Expansion of telehealth options is another educational intervention that can be helpful. In our region, a telephone psychiatric consult service or TiPS (telephonic psychiatric consultation service program)16 has recently been developed. TiPS offers primary care providers virtual access to child mental health services including virtual consults with pediatric psychiatrists and care coordinators. These telecommunications allow patients to remain safely in primary care settings and receive continuing treatment there.

Future steps for this study are to explore this same research question in a larger more diverse population. The main limitation of this study is that it was only conducted at 1 institution and had a study number of 16 total participants, but as a preliminary exploration, qualitative methods were appropriate. The data we obtained can now be used to structure a larger study in primary care settings. We especially hope to disseminate these findings to rural settings where resources may be scarce. A larger sample size and inclusion of multiple clinics would allow for more information on the management of irritability in youth, an important insight that will offer primary care providers much-needed education and support.

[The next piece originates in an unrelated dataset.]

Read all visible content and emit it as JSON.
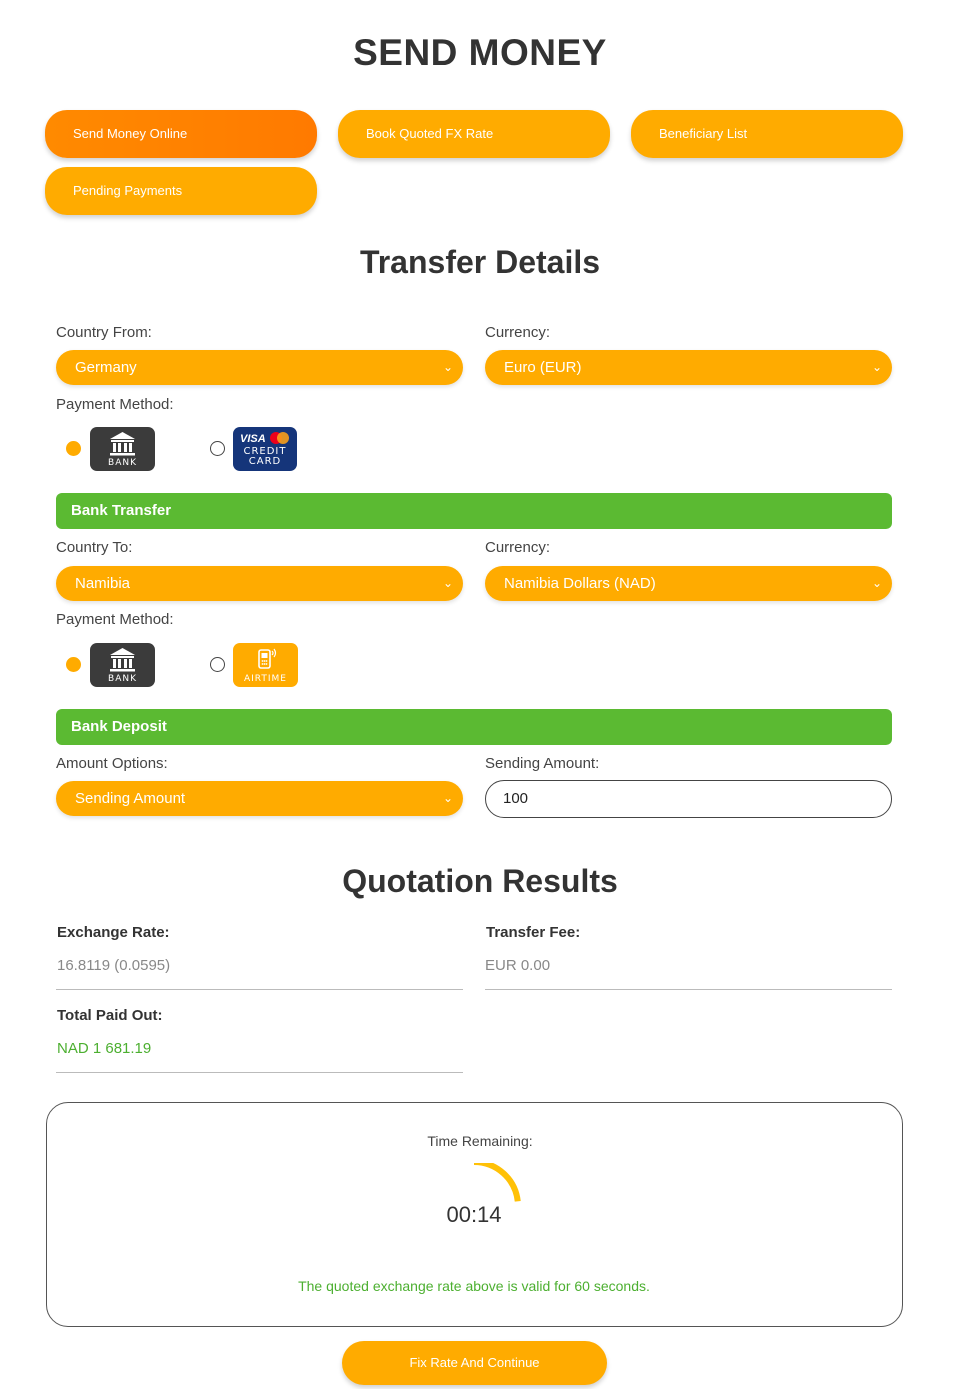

Our study suggests that increased education and resources for primary care providers would enable them to be more active and confident during the initial stages of evaluating and treating irritability. According to the National Institutes of Health,17 approximately half of primary care physicians provide 50% of mental health care in the United States, and the majority of children receive mental health care in the primary care setting. As we move toward an integrated care model of medicine, it is even more important for primary care providers to be better aware of common psychiatric diseases and, specifically, what signs and symptoms should prompt a referral to a psychiatrist.17

This information will be useful for future understanding and development of diagnostic tools for practitioners, especially those without access to specialty training on irritability. Through better understanding of how to accurately diagnose children and adolescents on the irritability spectrum, misdiagnosis will be reduced and treatment will be enhanced, leading to overall improved mental health.

Submitted: October 1, 2017; accepted January 18, 2018.

Published online: April 5, 2018.

Potential conflicts of interest: None.

Funding/support: This article is based on a study funded by the Qualitative Research Initiative Award (to Ms Scandinaro) and a small grant from the Penn State College of Medicine to Dr Hameed.

Role of the sponsor: The supporters had no role in the design, analysis, interpretation, or publication of this study.